Приехал этот начальник на другой год, агента привез, Госторг на острову сделал. И стали мы пастухами Госторга. Я – пастух и сыны мои пастухи. В четыре сотни стадо теперь у меня.

Жить стало легче. Есть олени – мясо есть, постели есть, одежда есть, емдать можно. Много оленей нужно самоеду. Чем больше, тем лучше.

А только понять ничего невозможно теперь. Пришел на Холгол большевик и дал оленей. На ноги, можно сказать, поставил самоеда. Ну, а нынче, как стадо прибавилось, опять неладно. Много у вас, говорит, оленей стало, богатеями стали. «Кулак» называет нас большевик.

А скажи мне, парень, разве не лучше самоеду, если много оленей? А начальник от большевика хочет оленей назад отбирать и беднякам, у которых мало оленей, мой приплод отдавать.

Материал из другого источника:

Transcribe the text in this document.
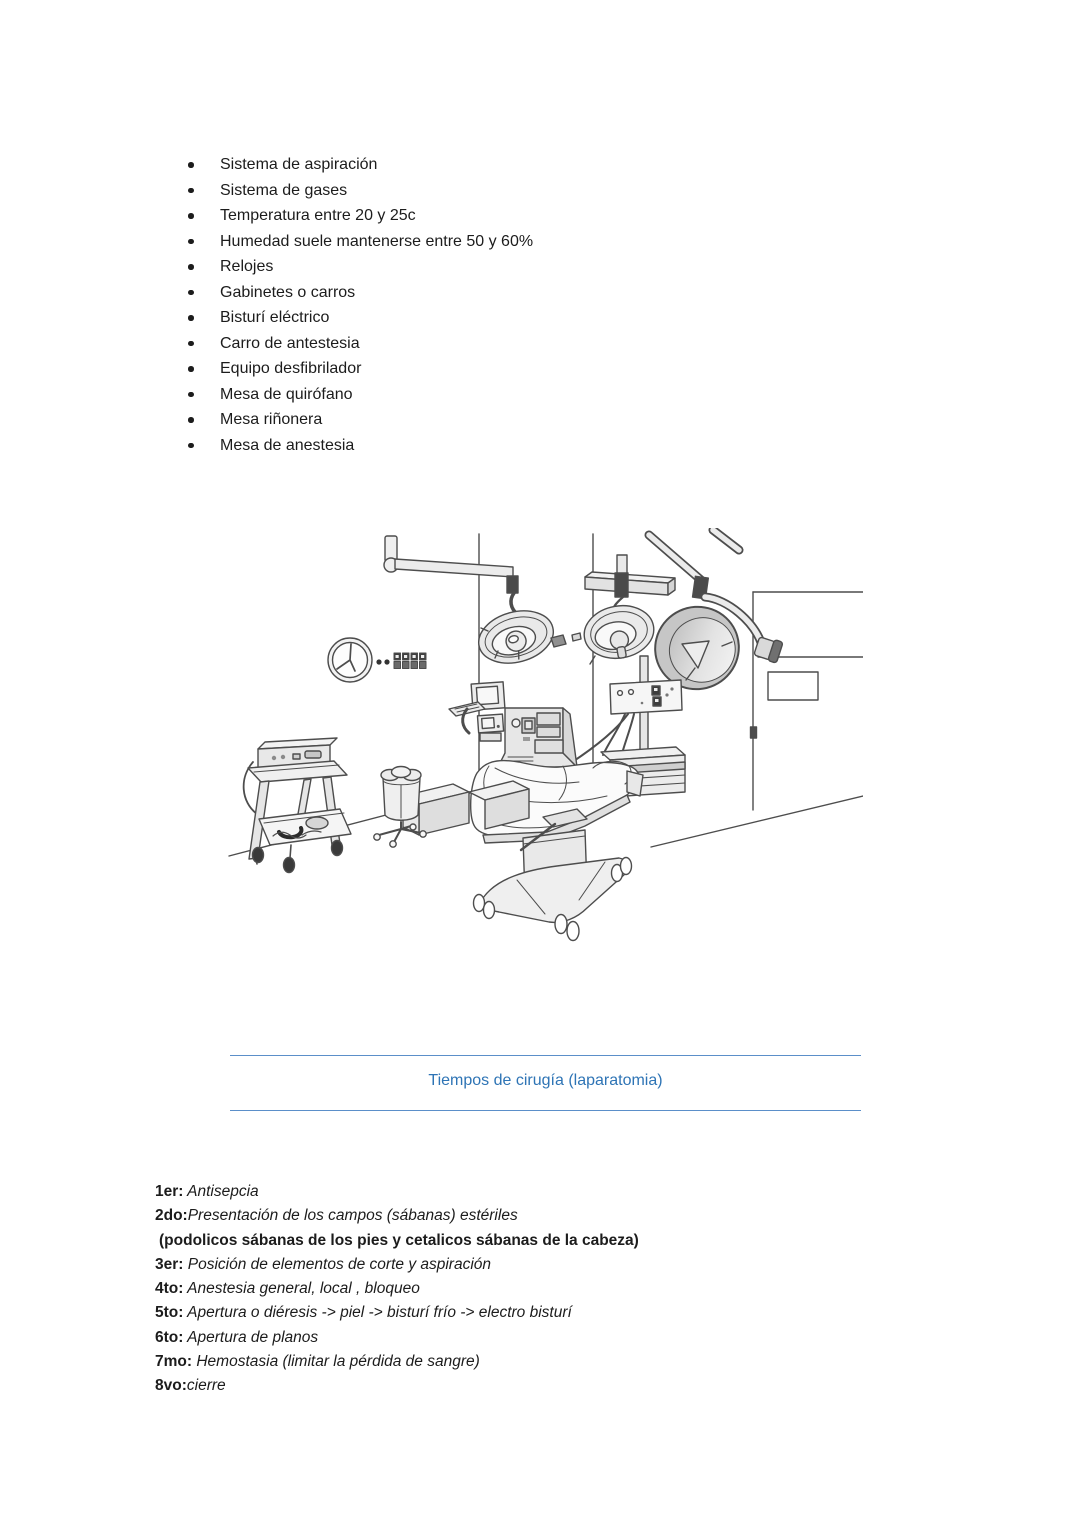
Sistema de aspiración
Sistema de gases
Temperatura entre 20 y 25c
Humedad suele mantenerse entre 50 y 60%
Relojes
Gabinetes o carros
Bisturí eléctrico
Carro de antestesia
Equipo desfibrilador
Mesa de quirófano
Mesa riñonera
Mesa de anestesia
Tiempos de cirugía (laparatomia)
1er: Antisepcia
2do:Presentación de los campos (sábanas) estériles
(podolicos sábanas de los pies y cetalicos sábanas de la cabeza)
3er: Posición de elementos de corte y aspiración
4to: Anestesia general, local , bloqueo
5to: Apertura o diéresis -> piel -> bisturí frío -> electro bisturí
6to: Apertura de planos
7mo: Hemostasia (limitar la pérdida de sangre)
8vo:cierre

Скажи-ка, парень, разве так можно?

Старик умолк. Вопросительно обвел своими маленькими глазками круг слушателей и бросил что-то по-самоедски.

Сразу весь чум загудел. Хабинэ подбросила охапку свежего хвороста под чайник, и яркие языки пламени потянулись к верхнему отверстию чума.

Я собирался ответить на вопрос старика. У меня не укладывалось в мозгу его сомнение в правоте людей, поставивших его на ноги за счет хозяина-богача и собиравшихся ограничить его теперь, чтобы помочь бедующему соседу.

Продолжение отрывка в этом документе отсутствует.